Pharmacogenomic-Based Oral Morphine Dose Adjustment: Is It Hard to Swallow?

Authors: Henthorn PK et al.

Source: Anesthesia & Analgesia, 142(2):274–275, February 2026.

Summary
This editorial examines whether pharmacogenomic information—specifically loss-of-function variants in the drug transporter SLC22A1 (formerly OCT1)—should meaningfully alter how clinicians dose oral morphine. The authors note that anesthesiology has largely avoided drugs requiring genetic dose adjustment by favoring agents with flow-limited metabolism, organ-independent elimination, or reliable reversal strategies. As a result, clinically relevant pharmacogenomic variability in anesthetic drug dosing is uncommon, and clinicians more often contend with physiologic variability rather than genetic differences.

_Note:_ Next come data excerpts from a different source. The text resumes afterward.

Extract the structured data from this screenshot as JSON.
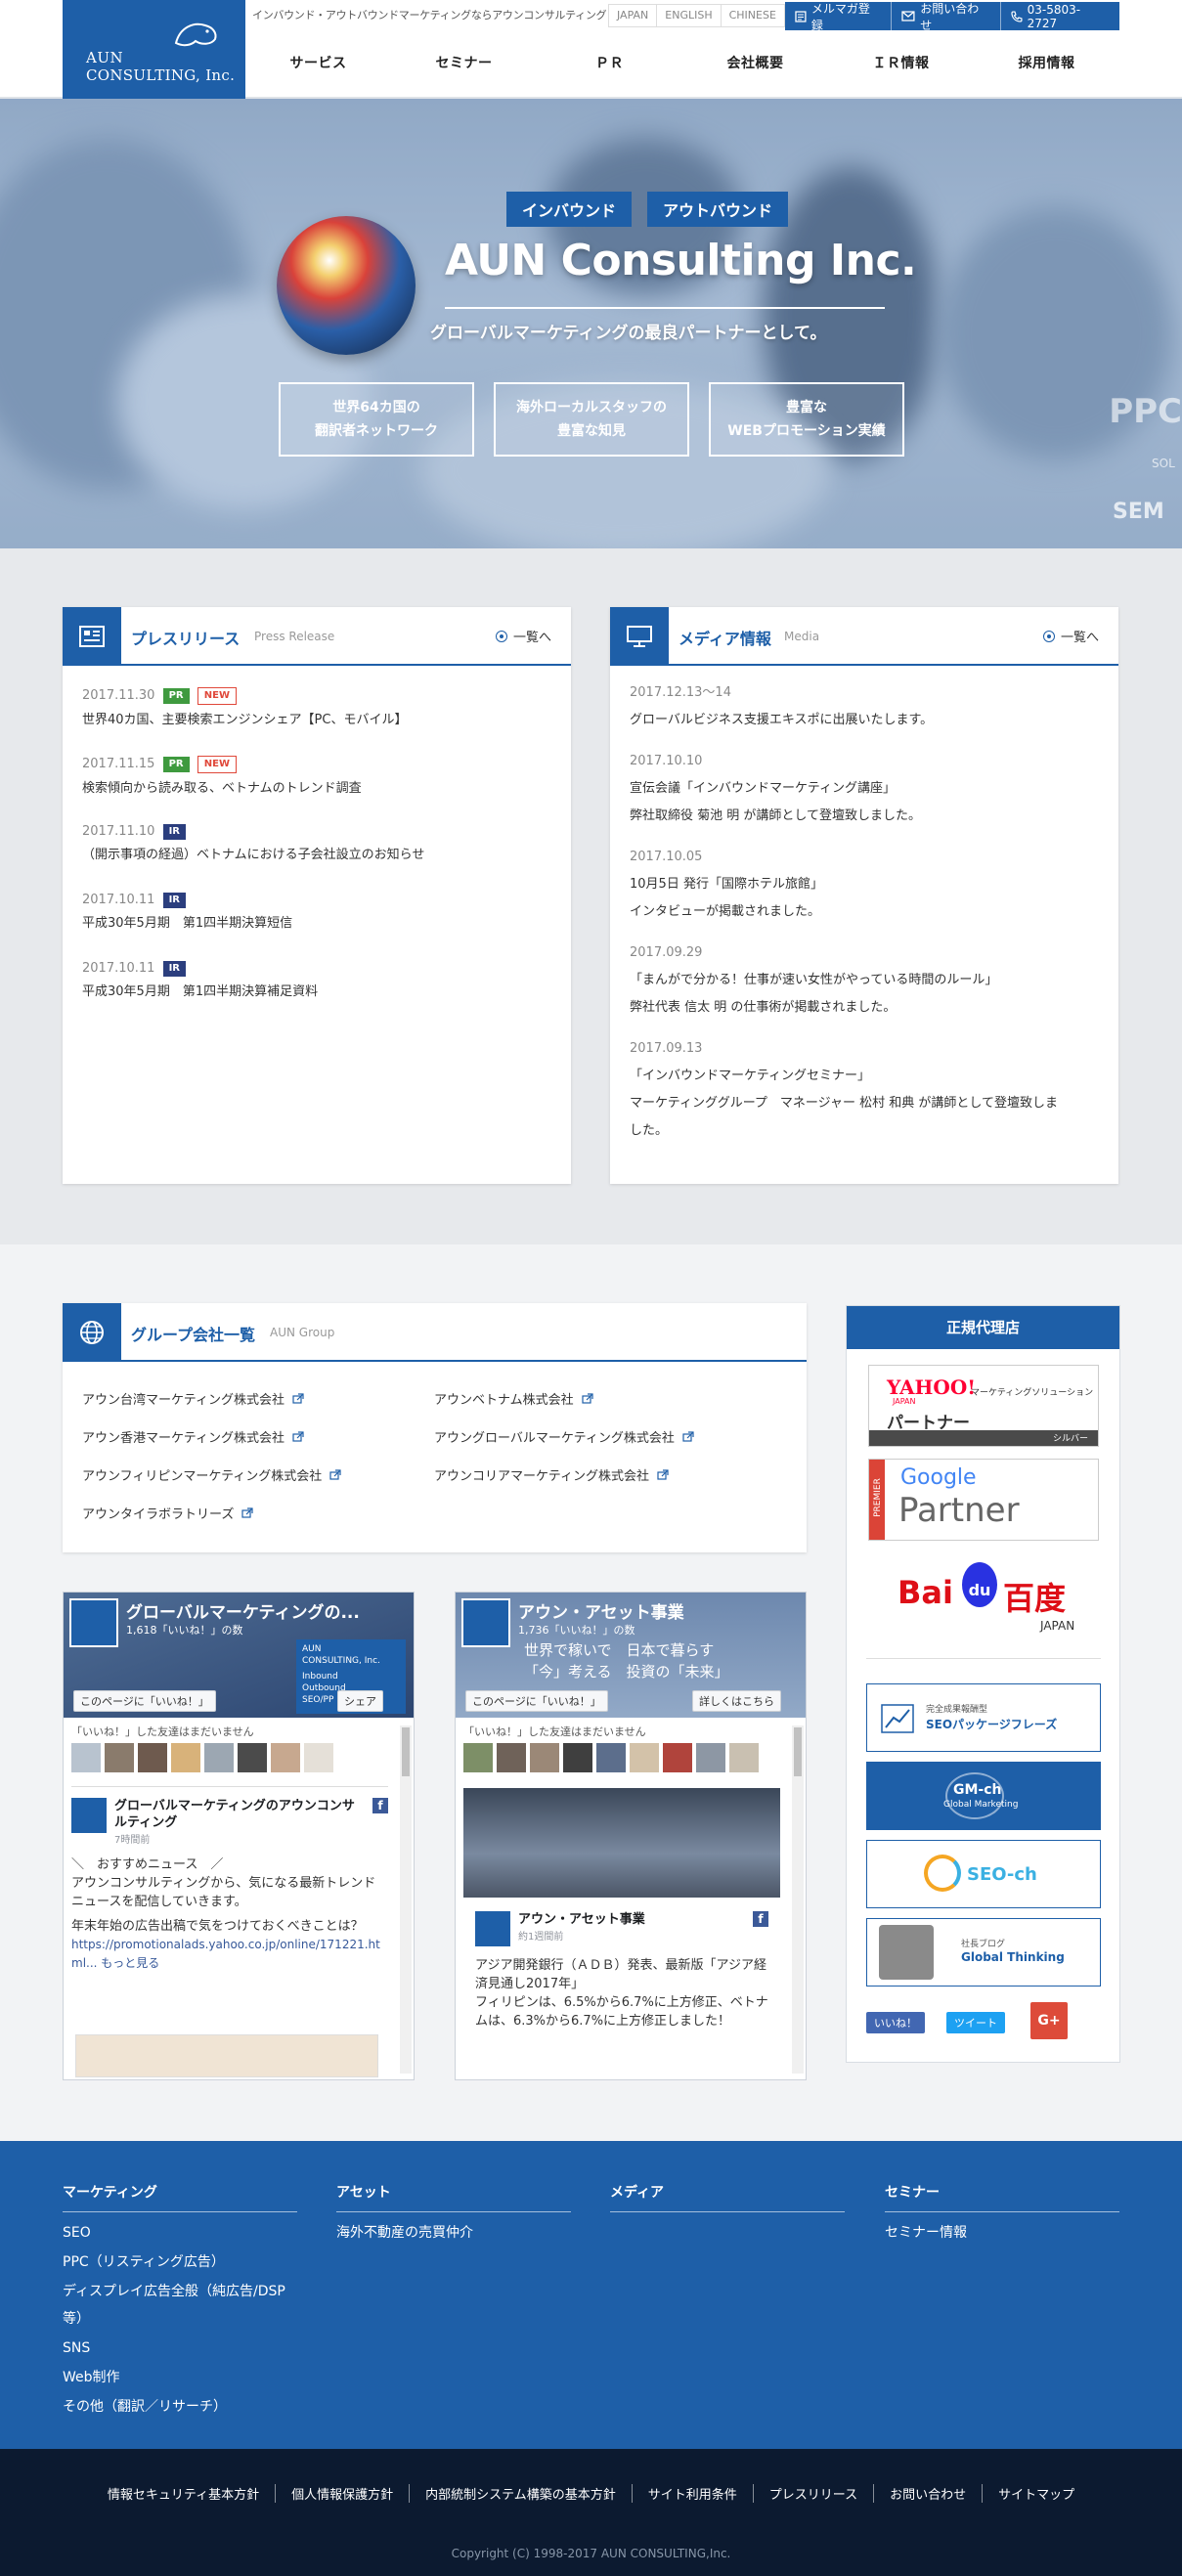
{
  "header": {
    "logo_line1": "AUN",
    "logo_line2": "CONSULTING, Inc.",
    "tagline": "インバウンド・アウトバウンドマーケティングならアウンコンサルティング",
    "langs": [
      "JAPAN",
      "ENGLISH",
      "CHINESE"
    ],
    "newsletter": "メルマガ登録",
    "contact": "お問い合わせ",
    "phone": "03-5803-2727",
    "nav": [
      "サービス",
      "セミナー",
      "ＰＲ",
      "会社概要",
      "ＩＲ情報",
      "採用情報"
    ]
  },
  "hero": {
    "tag1": "インバウンド",
    "tag2": "アウトバウンド",
    "title": "AUN Consulting Inc.",
    "subtitle": "グローバルマーケティングの最良パートナーとして。",
    "boxes": [
      {
        "l1": "世界64カ国の",
        "l2": "翻訳者ネットワーク"
      },
      {
        "l1": "海外ローカルスタッフの",
        "l2": "豊富な知見"
      },
      {
        "l1": "豊富な",
        "l2": "WEBプロモーション実績"
      }
    ],
    "bg_ppc": "PPC",
    "bg_sol": "SOL",
    "bg_sem": "SEM"
  },
  "press": {
    "title": "プレスリリース",
    "subtitle": "Press Release",
    "more": "一覧へ",
    "items": [
      {
        "date": "2017.11.30",
        "b1": "PR",
        "b2": "NEW",
        "text": "世界40カ国、主要検索エンジンシェア【PC、モバイル】"
      },
      {
        "date": "2017.11.15",
        "b1": "PR",
        "b2": "NEW",
        "text": "検索傾向から読み取る、ベトナムのトレンド調査"
      },
      {
        "date": "2017.11.10",
        "b1": "IR",
        "text": "（開示事項の経過）ベトナムにおける子会社設立のお知らせ"
      },
      {
        "date": "2017.10.11",
        "b1": "IR",
        "text": "平成30年5月期　第1四半期決算短信"
      },
      {
        "date": "2017.10.11",
        "b1": "IR",
        "text": "平成30年5月期　第1四半期決算補足資料"
      }
    ]
  },
  "media": {
    "title": "メディア情報",
    "subtitle": "Media",
    "more": "一覧へ",
    "items": [
      {
        "date": "2017.12.13〜14",
        "l1": "グローバルビジネス支援エキスポに出展いたします。"
      },
      {
        "date": "2017.10.10",
        "l1": "宣伝会議「インバウンドマーケティング講座」",
        "l2": "弊社取締役 菊池 明 が講師として登壇致しました。"
      },
      {
        "date": "2017.10.05",
        "l1": "10月5日 発行「国際ホテル旅館」",
        "l2": "インタビューが掲載されました。"
      },
      {
        "date": "2017.09.29",
        "l1": "「まんがで分かる！仕事が速い女性がやっている時間のルール」",
        "l2": "弊社代表 信太 明 の仕事術が掲載されました。"
      },
      {
        "date": "2017.09.13",
        "l1": "「インバウンドマーケティングセミナー」",
        "l2": "マーケティンググループ　マネージャー 松村 和典 が講師として登壇致しま",
        "l3": "した。"
      }
    ]
  },
  "group": {
    "title": "グループ会社一覧",
    "subtitle": "AUN Group",
    "links": [
      "アウン台湾マーケティング株式会社",
      "アウンベトナム株式会社",
      "アウン香港マーケティング株式会社",
      "アウングローバルマーケティング株式会社",
      "アウンフィリピンマーケティング株式会社",
      "アウンコリアマーケティング株式会社",
      "アウンタイラボラトリーズ"
    ]
  },
  "fb1": {
    "name": "グローバルマーケティングの...",
    "count": "1,618「いいね！」の数",
    "like": "このページに「いいね！」",
    "share": "シェア",
    "friends": "「いいね！」した友達はまだいません",
    "cover_l1": "AUN",
    "cover_l2": "CONSULTING, Inc.",
    "cover_l3": "Inbound",
    "cover_l4": "Outbound",
    "cover_l5": "SEO/PP",
    "post_name": "グローバルマーケティングのアウンコンサルティング",
    "post_time": "7時間前",
    "post_l1": "＼　おすすめニュース　／",
    "post_l2": "アウンコンサルティングから、気になる最新トレンドニュースを配信していきます。",
    "post_l3": "年末年始の広告出稿で気をつけておくべきことは？",
    "post_link": "https://promotionalads.yahoo.co.jp/online/171221.html",
    "post_more": "... もっと見る"
  },
  "fb2": {
    "name": "アウン・アセット事業",
    "count": "1,736「いいね！」の数",
    "cover_l1": "世界で稼いで　日本で暮らす",
    "cover_l2": "「今」考える　投資の「未来」",
    "like": "このページに「いいね！」",
    "detail": "詳しくはこちら",
    "friends": "「いいね！」した友達はまだいません",
    "post_name": "アウン・アセット事業",
    "post_time": "約1週間前",
    "post_l1": "アジア開発銀行（ＡＤＢ）発表、最新版「アジア経済見通し2017年」",
    "post_l2": "フィリピンは、6.5%から6.7%に上方修正、ベトナムは、6.3%から6.7%に上方修正しました！"
  },
  "agent": {
    "title": "正規代理店",
    "yahoo_l1": "YAHOO!",
    "yahoo_l2": "JAPAN",
    "yahoo_l3": "マーケティングソリューション",
    "yahoo_l4": "パートナー",
    "yahoo_l5": "シルバー",
    "google_l1": "Google",
    "google_l2": "Partner",
    "google_l3": "PREMIER",
    "baidu_l1": "Bai",
    "baidu_l2": "du",
    "baidu_l3": "百度",
    "baidu_l4": "JAPAN",
    "seo_pkg_l1": "完全成果報酬型",
    "seo_pkg_l2": "SEOパッケージフレーズ",
    "gmch_l1": "GM-ch",
    "gmch_l2": "Global Marketing",
    "seoch": "SEO-ch",
    "blog_l1": "社長ブログ",
    "blog_l2": "Global Thinking",
    "like": "いいね！",
    "tweet": "ツイート",
    "gplus": "G+"
  },
  "footer": {
    "cols": [
      {
        "head": "マーケティング",
        "links": [
          "SEO",
          "PPC（リスティング広告）",
          "ディスプレイ広告全般（純広告/DSP",
          "等）",
          "SNS",
          "Web制作",
          "その他（翻訳／リサーチ）"
        ]
      },
      {
        "head": "アセット",
        "links": [
          "海外不動産の売買仲介"
        ]
      },
      {
        "head": "メディア",
        "links": []
      },
      {
        "head": "セミナー",
        "links": [
          "セミナー情報"
        ]
      }
    ],
    "bottom_links": [
      "情報セキュリティ基本方針",
      "個人情報保護方針",
      "内部統制システム構築の基本方針",
      "サイト利用条件",
      "プレスリリース",
      "お問い合わせ",
      "サイトマップ"
    ],
    "copyright": "Copyright (C) 1998-2017 AUN CONSULTING,Inc."
  },
  "colors": {
    "brand": "#1e5fa8",
    "pr": "#3f9a3f",
    "ir": "#2b3e7e",
    "new": "#e0483a",
    "footer_dark": "#0c1a30"
  }
}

The editorial highlights work by Gheshlaghi et al suggesting that oral, but not intravenous, morphine may represent a clinically relevant exception. Prior studies show that SLC22A1 loss-of-function variants reduce hepatic morphine uptake, decreasing clearance by about 17%. While this degree of variability would not typically justify changing intravenous morphine dosing—given the much larger inherent pharmacokinetic and pharmacodynamic variability of morphine—the situation differs with oral administration.

Oral morphine undergoes substantial first-pass metabolism, resulting in only about 30% bioavailability under normal circumstances. Using pharmacokinetic modeling in a pediatric population, Gheshlaghi et al simulated the effects of impaired intestinal and hepatic uptake during first-pass metabolism. Their model predicted a 45% higher peak morphine concentration and a 52% increase in total exposure in children with SLC22A1 loss-of-function genotypes. These predicted differences are large enough to rival or exceed known variability in morphine clearance and approach variability in morphine concentration–effect relationships, particularly for respiratory depression.

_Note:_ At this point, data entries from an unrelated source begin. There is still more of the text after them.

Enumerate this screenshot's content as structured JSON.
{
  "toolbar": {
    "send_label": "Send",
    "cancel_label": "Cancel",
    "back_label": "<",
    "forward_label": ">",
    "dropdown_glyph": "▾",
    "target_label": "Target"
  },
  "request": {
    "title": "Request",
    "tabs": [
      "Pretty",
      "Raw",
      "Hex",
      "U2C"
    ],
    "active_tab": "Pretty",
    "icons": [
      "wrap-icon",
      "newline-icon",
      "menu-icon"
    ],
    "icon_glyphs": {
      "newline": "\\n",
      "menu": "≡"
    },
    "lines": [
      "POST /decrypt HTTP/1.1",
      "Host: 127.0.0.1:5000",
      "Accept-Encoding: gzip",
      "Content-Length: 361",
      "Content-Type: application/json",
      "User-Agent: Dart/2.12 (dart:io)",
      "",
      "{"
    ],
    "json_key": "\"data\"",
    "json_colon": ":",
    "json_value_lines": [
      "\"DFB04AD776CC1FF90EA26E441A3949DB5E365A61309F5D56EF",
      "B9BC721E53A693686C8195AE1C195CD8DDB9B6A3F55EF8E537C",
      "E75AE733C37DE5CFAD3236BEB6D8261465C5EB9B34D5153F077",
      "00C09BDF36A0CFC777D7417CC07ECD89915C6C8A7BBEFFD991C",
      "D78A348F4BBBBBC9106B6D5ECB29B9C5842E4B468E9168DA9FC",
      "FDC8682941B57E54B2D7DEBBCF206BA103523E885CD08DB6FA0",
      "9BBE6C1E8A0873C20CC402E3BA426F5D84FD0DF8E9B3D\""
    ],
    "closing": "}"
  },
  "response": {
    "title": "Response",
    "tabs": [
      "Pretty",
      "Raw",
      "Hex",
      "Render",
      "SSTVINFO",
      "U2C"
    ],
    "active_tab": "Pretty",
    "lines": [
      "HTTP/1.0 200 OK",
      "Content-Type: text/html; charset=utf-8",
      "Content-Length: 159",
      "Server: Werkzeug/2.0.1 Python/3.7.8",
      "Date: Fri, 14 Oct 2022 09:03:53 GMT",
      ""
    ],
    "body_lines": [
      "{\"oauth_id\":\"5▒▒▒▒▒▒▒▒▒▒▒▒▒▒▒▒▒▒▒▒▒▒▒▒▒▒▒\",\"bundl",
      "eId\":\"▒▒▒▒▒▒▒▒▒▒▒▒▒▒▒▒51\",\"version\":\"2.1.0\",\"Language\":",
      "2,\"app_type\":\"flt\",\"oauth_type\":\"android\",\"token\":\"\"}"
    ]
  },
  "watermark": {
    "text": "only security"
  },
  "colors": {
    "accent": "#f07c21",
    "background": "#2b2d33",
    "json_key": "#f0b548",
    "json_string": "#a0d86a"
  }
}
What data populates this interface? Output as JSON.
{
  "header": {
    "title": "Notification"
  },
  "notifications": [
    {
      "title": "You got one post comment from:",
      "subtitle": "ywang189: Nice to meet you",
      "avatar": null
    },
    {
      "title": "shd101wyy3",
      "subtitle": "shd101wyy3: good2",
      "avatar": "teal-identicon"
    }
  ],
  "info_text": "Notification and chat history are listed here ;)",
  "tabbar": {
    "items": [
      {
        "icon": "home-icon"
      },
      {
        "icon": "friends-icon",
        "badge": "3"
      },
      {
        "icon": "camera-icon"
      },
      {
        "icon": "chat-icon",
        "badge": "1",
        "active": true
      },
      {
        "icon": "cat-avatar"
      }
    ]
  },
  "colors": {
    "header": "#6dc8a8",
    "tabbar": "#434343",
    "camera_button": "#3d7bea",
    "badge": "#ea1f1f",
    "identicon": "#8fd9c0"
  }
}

Supporting evidence comes from prior clinical studies of oral codeine, in which subjects with SLC22A1 loss-of-function alleles exhibited markedly higher morphine exposure after metabolism. Based on these findings, the authors argue that while only a modest dose reduction would be justified for intravenous morphine, oral morphine doses may need to be reduced by roughly one-third in patients known to have two loss-of-function SLC22A1 alleles.

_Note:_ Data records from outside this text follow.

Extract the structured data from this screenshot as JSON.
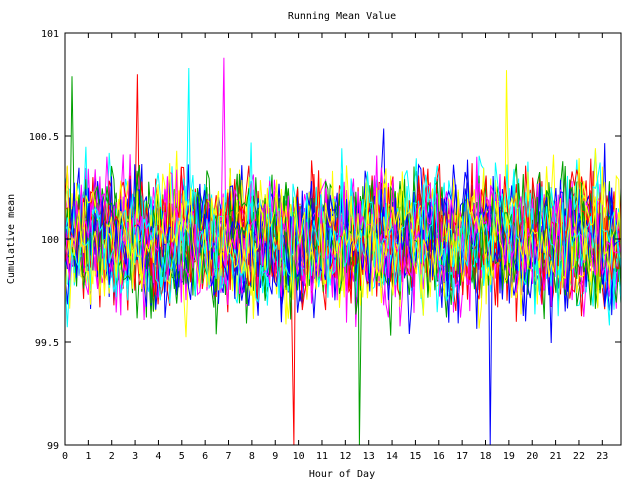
{
  "chart_data": {
    "type": "line",
    "title": "Running Mean Value",
    "xlabel": "Hour of Day",
    "ylabel": "Cumulative mean",
    "xlim": [
      0,
      23.8
    ],
    "ylim": [
      99,
      101
    ],
    "x_ticks": [
      "0",
      "1",
      "2",
      "3",
      "4",
      "5",
      "6",
      "7",
      "8",
      "9",
      "10",
      "11",
      "12",
      "13",
      "14",
      "15",
      "16",
      "17",
      "18",
      "19",
      "20",
      "21",
      "22",
      "23"
    ],
    "y_ticks": [
      "99",
      "99.5",
      "100",
      "100.5",
      "101"
    ],
    "grid": false,
    "legend": "none",
    "series_colors": [
      "#ff0000",
      "#00a000",
      "#0000ff",
      "#ff00ff",
      "#00ffff",
      "#ffff00"
    ],
    "series_count": 36,
    "points_per_series": 240,
    "spread_sd": 0.18,
    "center": 100,
    "notable_extremes": [
      {
        "x": 9.8,
        "y": 99.0
      },
      {
        "x": 12.6,
        "y": 99.0
      },
      {
        "x": 18.2,
        "y": 99.0
      },
      {
        "x": 6.8,
        "y": 100.88
      },
      {
        "x": 5.3,
        "y": 100.83
      },
      {
        "x": 18.9,
        "y": 100.82
      },
      {
        "x": 3.1,
        "y": 100.8
      },
      {
        "x": 0.3,
        "y": 100.79
      }
    ]
  }
}
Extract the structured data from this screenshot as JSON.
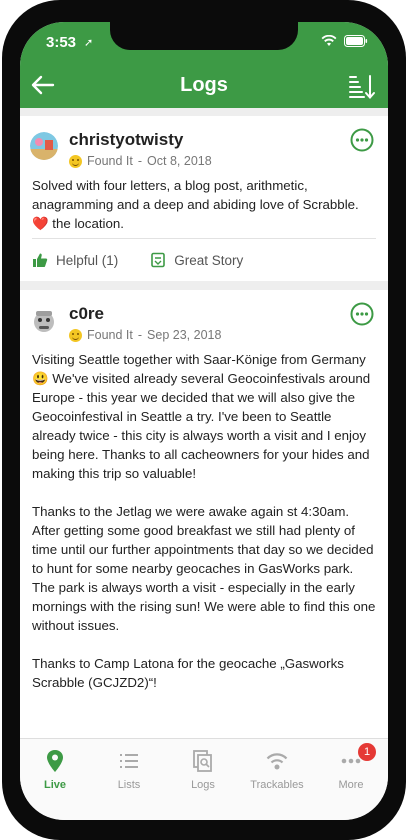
{
  "status_bar": {
    "time": "3:53"
  },
  "nav": {
    "title": "Logs"
  },
  "logs": [
    {
      "username": "christyotwisty",
      "log_type": "Found It",
      "date": "Oct 8, 2018",
      "text_before_heart": "Solved with four letters, a blog post, arithmetic, anagramming and a deep and abiding love of Scrabble.",
      "heart": "❤️",
      "text_after_heart": "the location.",
      "actions": [
        {
          "label": "Helpful (1)",
          "icon": "thumbs-up-icon"
        },
        {
          "label": "Great Story",
          "icon": "story-icon"
        }
      ]
    },
    {
      "username": "c0re",
      "log_type": "Found It",
      "date": "Sep 23, 2018",
      "paragraphs": [
        "Visiting Seattle together with Saar-Könige from Germany 😃 We've visited already several Geocoinfestivals around Europe - this year we decided that we will also give the Geocoinfestival in Seattle a try. I've been to Seattle already twice - this city is always worth a visit and I enjoy being here. Thanks to all cacheowners for your hides and making this trip so valuable!",
        "Thanks to the Jetlag we were awake again st 4:30am. After getting some good breakfast we still had plenty of time until our further appointments that day so we decided to hunt for some nearby geocaches in GasWorks park. The park is always worth a visit - especially in the early mornings with the rising sun! We were able to find this one without issues.",
        "Thanks to Camp Latona for the geocache „Gasworks Scrabble (GCJZD2)“!"
      ]
    }
  ],
  "tabs": [
    {
      "label": "Live",
      "active": true
    },
    {
      "label": "Lists",
      "active": false
    },
    {
      "label": "Logs",
      "active": false
    },
    {
      "label": "Trackables",
      "active": false
    },
    {
      "label": "More",
      "active": false,
      "badge": "1"
    }
  ],
  "colors": {
    "brand_green": "#3d9a45",
    "badge_red": "#e53935"
  }
}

The editorial also emphasizes important limitations of simulation-based conclusions. The modeling did not incorporate the full extent of known interindividual pharmacokinetic and pharmacodynamic variability, which could influence real-world risk–benefit tradeoffs. Nevertheless, the authors argue that these findings warrant prospective clinical studies in genotyped patients, particularly in pediatrics, where inadequate analgesia remains common and dosing precision is especially important.

Key Points

  • Pharmacogenomic dose adjustment is uncommon in anesthetic practice due to drug selection strategies

  • SLC22A1 loss-of-function variants modestly reduce intravenous morphine clearance

  • Oral morphine is more affected due to first-pass metabolism

  • Simulations suggest substantially higher morphine exposure with oral dosing in affected genotypes

  • Oral dose reduction may be clinically relevant in patients with known SLC22A1 loss-of-function

What You Should Know

  • Genetic variability may matter more for oral than intravenous opioid dosing

  • First-pass metabolism can amplify pharmacogenomic effects

  • Predicted increases in oral morphine exposure approach clinically meaningful thresholds

  • Pediatric patients may be particularly affected

  • Prospective clinical studies are needed before routine genotype-guided dosing is adopted

Thank you for allowing us to highlight and summarize this provocative editorial from Anesthesia & Analgesia, which challenges long-held assumptions about pharmacogenomics and opioid dosing in perioperative care.